Making Bush listen to reason

THE RESOLUTIONS against President Bush's Iraq war policies offered by Senator Edward Kennedy and colleagues of both parties are expressions of the democratic will of the country.

The November election and recent polls leave no doubt that a large majority of Americans opposes Bush's war policy and a troop increase. Similarly, several senior generals, both serving and retired, have issued strong public criticisms of Bush's troop increase and his new emphasis on asking US forces to quell Iraq's sectarian warfare by attacking Shi'ite militias as well as Sunni Arab insurgents. The bipartisan Baker-Hamilton Commission unanimously endorsed a new approach.

But Bush has refused to heed calls for a change of course, and against the dispatch of an additional 21,000 troops to Iraq. It is this almost monarchical indifference to criticism that justifies the resolutions the Senate will be considering this week, even though their immediate effect is largely symbolic.

Kennedy was hardly indulging in hyperbole Sunday on "Meet the Press" when he said: "If we have a president that is going to effectively defy the American people, going to defy the generals, defy the majority of the Congress of the United States, Republicans and Democrats, then we, I think, have a responsibility to end the funding for the war."

The bill Kennedy introduced two weeks ago would not actually halt funding for the war. Rather it would oblige Bush to ask for congressional authorization of funds to pay for a troop increase "above the numbers existing as of January 9, 2007." The White House claims it already has the funds for the extra 21,000 troops, and those troops are likely to be deployed before any version of the Kennedy bill could be passed.
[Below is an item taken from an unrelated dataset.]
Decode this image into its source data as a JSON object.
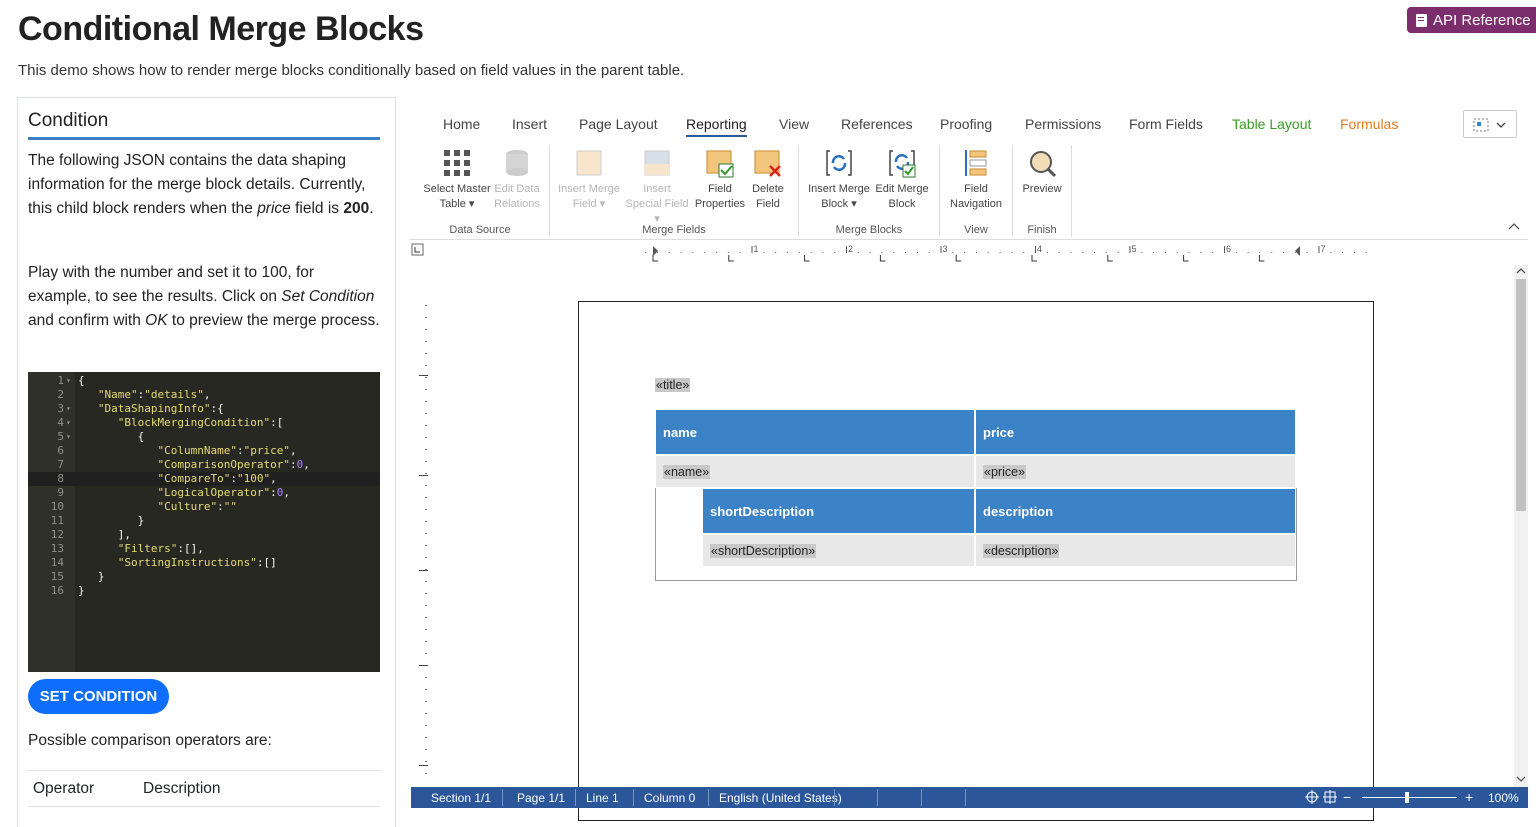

Nevertheless, the bill's "findings" offer a powerful brief for not expanding America's mission in Iraq and for curtailing Bush's conduct of an imperial presidency. Those findings rightly note that the grounds for the original 2002 congressional authorization of war in Iraq -- weapons of mass destruction, an unproved claim of Saddam Hussein's "operational relationship with Al Qaeda," and the dead dictator's defiance of United Nations resolutions -- no longer apply.

Above all, the bill correctly points out that the US mission in Iraq has changed utterly since the 2002 authorization vote. Chuck Hagel, the Nebraska Republican who is co-sponsoring another Senate bill against escalation, cast a cold eye on that changed mission Sunday. "It is wrong to put American troops in the middle of a sectarian civil war," Hagel said. "Are we not to register our sense of where we are going in this country?"

Symbolic as their bills and resolutions may be, Hagel, Kennedy, and their colleagues are using their powers as legislators wisely by trying to turn the country away from an even worse disaster in Iraq.